Look at verses 29-30. “For those God foreknew he also predestined to be conformed to the likeness of his Son, that he might be the firstborn among many brothers. And those he predestined, he also called; those he called, he also justified; those he justified, he also glorified.” What God really wants to do is to conform each of us to the likeness of his Son Jesus Christ. This is a profound process that depends ultimately on the absolute sovereignty of God. It is for the glory of God. God knew those whom he would call, before the beginning of time (Eph 1:4). God destined them to bear the image of Christ. At his appointed time he called them, making a personal relationship with them. He justified them through the grace of Christ. He glorified them through the work of the Spirit to be holy like Jesus. It is interesting that this process is stated in the past tense. According to Paul, it is already done. It is finished. It has only to unfold in the course of God’s good time. We must look up at God. God is carrying out the good work he began in us, and God never fails. God always finishes to the end.
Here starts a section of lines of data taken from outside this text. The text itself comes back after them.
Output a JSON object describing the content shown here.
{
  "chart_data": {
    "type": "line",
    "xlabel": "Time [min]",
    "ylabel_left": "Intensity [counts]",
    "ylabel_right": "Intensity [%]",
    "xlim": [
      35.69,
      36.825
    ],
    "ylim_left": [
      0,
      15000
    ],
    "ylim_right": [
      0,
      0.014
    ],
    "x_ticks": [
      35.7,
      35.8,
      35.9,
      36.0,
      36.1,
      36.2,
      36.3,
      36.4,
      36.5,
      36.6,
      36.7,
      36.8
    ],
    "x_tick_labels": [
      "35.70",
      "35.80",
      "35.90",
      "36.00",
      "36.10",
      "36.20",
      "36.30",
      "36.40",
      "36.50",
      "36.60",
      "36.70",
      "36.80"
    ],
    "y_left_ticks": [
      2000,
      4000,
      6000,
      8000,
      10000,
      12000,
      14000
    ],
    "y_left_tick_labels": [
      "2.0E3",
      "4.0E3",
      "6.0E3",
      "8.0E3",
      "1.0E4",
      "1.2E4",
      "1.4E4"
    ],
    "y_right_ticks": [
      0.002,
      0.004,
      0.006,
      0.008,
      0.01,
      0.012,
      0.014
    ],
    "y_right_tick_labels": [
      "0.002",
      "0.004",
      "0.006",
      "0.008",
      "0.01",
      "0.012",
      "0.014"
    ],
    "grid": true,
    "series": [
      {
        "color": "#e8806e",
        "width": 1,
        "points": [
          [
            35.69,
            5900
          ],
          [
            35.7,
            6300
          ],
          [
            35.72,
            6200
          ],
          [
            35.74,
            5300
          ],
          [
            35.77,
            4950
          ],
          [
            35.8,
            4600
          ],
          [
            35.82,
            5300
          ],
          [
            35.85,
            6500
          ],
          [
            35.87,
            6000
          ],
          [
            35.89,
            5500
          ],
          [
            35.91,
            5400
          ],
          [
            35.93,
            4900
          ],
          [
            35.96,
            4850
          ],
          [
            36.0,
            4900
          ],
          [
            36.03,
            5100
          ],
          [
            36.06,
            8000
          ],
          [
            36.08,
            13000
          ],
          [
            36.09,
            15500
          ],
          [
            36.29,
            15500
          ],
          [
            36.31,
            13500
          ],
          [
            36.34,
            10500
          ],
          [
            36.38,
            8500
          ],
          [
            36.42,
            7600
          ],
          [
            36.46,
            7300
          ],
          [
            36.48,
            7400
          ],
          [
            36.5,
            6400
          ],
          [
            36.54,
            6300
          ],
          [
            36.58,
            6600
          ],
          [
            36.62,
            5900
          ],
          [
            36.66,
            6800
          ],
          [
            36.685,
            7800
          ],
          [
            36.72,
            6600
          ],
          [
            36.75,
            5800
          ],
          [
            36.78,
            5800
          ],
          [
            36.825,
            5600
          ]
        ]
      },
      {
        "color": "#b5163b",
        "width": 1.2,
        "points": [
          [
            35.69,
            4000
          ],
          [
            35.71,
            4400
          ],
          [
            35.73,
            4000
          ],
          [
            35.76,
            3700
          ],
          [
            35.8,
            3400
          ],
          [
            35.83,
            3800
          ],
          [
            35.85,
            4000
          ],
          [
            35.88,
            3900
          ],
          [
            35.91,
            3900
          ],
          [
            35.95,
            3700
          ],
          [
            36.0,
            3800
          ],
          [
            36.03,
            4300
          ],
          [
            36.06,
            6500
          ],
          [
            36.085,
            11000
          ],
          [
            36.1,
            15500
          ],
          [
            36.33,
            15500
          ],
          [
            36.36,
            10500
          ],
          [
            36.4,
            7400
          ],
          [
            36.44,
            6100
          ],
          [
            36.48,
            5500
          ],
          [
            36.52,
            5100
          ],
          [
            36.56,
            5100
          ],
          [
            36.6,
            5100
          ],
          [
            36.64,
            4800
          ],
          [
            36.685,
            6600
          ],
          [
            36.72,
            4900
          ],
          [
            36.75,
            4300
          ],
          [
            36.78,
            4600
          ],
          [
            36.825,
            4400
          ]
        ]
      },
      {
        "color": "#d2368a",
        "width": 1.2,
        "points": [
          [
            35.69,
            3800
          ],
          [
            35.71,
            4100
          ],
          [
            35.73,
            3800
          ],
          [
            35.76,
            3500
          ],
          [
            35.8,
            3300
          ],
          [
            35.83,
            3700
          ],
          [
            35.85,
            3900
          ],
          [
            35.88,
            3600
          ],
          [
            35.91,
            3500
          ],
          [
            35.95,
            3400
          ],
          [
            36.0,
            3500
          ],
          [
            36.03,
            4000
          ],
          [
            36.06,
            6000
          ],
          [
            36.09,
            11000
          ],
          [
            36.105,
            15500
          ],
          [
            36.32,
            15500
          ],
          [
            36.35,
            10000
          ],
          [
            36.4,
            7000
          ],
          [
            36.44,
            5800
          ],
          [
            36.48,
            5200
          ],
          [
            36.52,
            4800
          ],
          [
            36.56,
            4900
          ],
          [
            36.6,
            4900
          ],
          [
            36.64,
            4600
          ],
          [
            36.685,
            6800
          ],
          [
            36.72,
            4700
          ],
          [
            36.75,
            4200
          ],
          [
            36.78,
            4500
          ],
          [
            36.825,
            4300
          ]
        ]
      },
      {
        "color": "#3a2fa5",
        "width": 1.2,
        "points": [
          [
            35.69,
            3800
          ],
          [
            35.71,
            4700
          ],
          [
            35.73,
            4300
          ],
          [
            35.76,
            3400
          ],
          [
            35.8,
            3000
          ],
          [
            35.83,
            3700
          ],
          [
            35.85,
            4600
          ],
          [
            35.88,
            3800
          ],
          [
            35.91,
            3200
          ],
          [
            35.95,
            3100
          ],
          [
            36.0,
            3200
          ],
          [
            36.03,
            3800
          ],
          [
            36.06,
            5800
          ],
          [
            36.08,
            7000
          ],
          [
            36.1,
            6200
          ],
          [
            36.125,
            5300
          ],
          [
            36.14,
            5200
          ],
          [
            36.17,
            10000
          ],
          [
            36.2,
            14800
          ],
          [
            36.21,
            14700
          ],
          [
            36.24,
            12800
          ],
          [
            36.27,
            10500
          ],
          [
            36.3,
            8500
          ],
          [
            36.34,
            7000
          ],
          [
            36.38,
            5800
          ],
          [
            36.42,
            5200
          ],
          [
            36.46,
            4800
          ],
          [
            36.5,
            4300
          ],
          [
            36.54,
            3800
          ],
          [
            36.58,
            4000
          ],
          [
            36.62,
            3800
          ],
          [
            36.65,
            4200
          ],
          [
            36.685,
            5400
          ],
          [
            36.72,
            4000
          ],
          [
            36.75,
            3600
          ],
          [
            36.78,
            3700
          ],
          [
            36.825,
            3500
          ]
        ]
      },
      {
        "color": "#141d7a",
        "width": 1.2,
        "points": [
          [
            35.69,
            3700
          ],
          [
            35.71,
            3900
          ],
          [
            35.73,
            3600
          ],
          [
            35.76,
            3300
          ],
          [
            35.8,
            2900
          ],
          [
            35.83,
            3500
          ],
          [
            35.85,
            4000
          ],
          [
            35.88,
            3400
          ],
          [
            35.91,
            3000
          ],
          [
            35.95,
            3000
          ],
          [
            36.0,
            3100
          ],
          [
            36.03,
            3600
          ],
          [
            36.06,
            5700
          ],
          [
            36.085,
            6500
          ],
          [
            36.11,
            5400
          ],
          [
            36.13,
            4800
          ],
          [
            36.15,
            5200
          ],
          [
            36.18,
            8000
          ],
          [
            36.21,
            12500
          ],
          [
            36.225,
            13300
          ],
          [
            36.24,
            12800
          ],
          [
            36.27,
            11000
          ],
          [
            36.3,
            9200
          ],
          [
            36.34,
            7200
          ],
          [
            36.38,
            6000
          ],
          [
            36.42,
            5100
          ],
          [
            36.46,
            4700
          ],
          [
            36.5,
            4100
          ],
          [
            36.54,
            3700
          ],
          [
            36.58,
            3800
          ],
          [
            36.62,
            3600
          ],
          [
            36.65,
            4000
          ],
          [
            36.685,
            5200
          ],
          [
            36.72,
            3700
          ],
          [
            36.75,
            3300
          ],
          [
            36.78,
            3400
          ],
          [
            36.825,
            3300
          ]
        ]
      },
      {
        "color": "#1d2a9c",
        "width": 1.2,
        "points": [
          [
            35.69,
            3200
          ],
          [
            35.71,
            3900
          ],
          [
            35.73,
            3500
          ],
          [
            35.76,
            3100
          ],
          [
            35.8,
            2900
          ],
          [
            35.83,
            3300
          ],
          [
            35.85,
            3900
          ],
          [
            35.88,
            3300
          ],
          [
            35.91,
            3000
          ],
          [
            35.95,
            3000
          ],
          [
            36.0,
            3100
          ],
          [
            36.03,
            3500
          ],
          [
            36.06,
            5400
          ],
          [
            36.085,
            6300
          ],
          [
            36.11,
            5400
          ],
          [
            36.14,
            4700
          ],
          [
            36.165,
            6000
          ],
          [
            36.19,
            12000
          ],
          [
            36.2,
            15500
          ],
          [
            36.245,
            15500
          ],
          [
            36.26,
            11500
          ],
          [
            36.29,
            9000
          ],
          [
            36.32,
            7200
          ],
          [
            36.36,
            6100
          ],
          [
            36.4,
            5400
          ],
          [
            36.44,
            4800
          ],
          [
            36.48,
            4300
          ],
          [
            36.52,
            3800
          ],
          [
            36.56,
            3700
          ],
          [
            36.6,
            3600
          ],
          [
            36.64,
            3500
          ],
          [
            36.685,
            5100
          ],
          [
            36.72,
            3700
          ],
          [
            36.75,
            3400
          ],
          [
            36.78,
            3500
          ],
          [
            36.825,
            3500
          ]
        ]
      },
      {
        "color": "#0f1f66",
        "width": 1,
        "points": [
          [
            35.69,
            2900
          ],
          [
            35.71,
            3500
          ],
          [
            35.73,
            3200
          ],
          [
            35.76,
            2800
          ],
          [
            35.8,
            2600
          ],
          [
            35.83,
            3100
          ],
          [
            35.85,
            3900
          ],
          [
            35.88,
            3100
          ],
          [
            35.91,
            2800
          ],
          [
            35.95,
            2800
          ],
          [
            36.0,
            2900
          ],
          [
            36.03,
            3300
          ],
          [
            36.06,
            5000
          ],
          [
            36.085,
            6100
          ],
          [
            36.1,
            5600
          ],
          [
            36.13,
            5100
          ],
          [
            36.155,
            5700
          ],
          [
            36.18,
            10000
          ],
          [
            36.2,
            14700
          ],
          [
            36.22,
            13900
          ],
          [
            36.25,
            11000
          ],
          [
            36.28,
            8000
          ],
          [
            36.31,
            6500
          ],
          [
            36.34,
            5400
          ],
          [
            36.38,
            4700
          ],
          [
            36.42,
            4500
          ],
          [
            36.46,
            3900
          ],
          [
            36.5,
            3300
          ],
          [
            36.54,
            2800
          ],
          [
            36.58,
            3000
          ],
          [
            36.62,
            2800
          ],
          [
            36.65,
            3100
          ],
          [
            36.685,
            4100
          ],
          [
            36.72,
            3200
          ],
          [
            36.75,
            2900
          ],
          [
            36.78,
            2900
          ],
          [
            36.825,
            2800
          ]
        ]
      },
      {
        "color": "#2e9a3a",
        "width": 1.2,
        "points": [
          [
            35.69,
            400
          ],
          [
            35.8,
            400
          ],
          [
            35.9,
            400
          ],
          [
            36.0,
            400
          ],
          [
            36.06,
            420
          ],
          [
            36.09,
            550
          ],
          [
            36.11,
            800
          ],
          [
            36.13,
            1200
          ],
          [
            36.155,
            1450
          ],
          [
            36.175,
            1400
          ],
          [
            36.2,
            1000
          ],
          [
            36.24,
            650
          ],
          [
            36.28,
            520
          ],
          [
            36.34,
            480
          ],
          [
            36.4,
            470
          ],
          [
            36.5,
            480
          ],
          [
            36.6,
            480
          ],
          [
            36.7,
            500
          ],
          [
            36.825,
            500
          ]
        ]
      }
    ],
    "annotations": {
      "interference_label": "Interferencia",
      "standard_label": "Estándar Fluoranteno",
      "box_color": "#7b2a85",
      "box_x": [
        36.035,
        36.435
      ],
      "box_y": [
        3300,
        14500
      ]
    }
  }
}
Fourth, we have the absolute love of God (31-39).

Look at verses 31-32. “What, then, shall we say in response to this? If God is for us, who can be against us? He who did not spare his own Son, but gave him up for us all–how will he not also, along with him, graciously give us all things?” We must remember the nature of God’s love for us. God gave us his one and only Son as a ransom sacrifice for our sins when we were ungodly, powerless and wretched. At the very worst period of our lives, God was willing to exchange Jesus for us. God’s love is deeper than our sins. God’s love is unconditional and unchanging. God’s love will sustain us and guide us to the end.

Nevertheless, the devil still tries to condemn us, working through the sinful nature. So Paul reminds us that it is God who justifies us (33b). God’s word of justification is absolute. There was a common man who claimed to be a noble knight. But he could not prove it, so he was arrested and put in the stocks. The king wanted to rescue him. So the king declared that according to the royal historian, the man actually was a knight. Then he said, “This is my word as king, as such it is beyond question.” From that moment, the man was a knight. When God declares us to be his children, no one can dispute it. It is God who justifies. In addition, Christ is interceding for us. Look at verse 34. “Who is he that condemns? Christ Jesus who died–more than that, who was raised to life–is at the right hand of God and is also interceding for us.”

Paul himself had gone through many sufferings to serve God. He was not always stress-free. Sometimes he struggled hard to see God’s purpose and to accept God’s love. His conclusion is in verses 35-37. They say, “Who shall separate us from the love of Christ? Shall trouble or hardship or persecution or famine or nakedness or danger or sword? As it is written: ‘For your sake we face death all day long; we are considered as sheep to be slaughtered.’ No, in all these things we are more than conquerors through him who loved us.” Paul found God’s victory in every trial and agony of life without exception. He saw how God used all things to fulfill his world salvation plan and form the image of Christ in him. So Paul shouts in joy and victory in verses 38-39, “For I am convinced that neither death nor life, neither angels nor demons, neither the present nor the future, nor any powers, neither height nor depth, nor anything else in all creation, will be able to separate us from the love of God that is in Christ Jesus our Lord.” Amen.

In this passage we learn that we have a great and glorious hope that God will restore creation to its perfect state. We will bear the image of Christ in glorious spiritual bodies. God is good. God loves us. In the love of God, we are more than conquerors.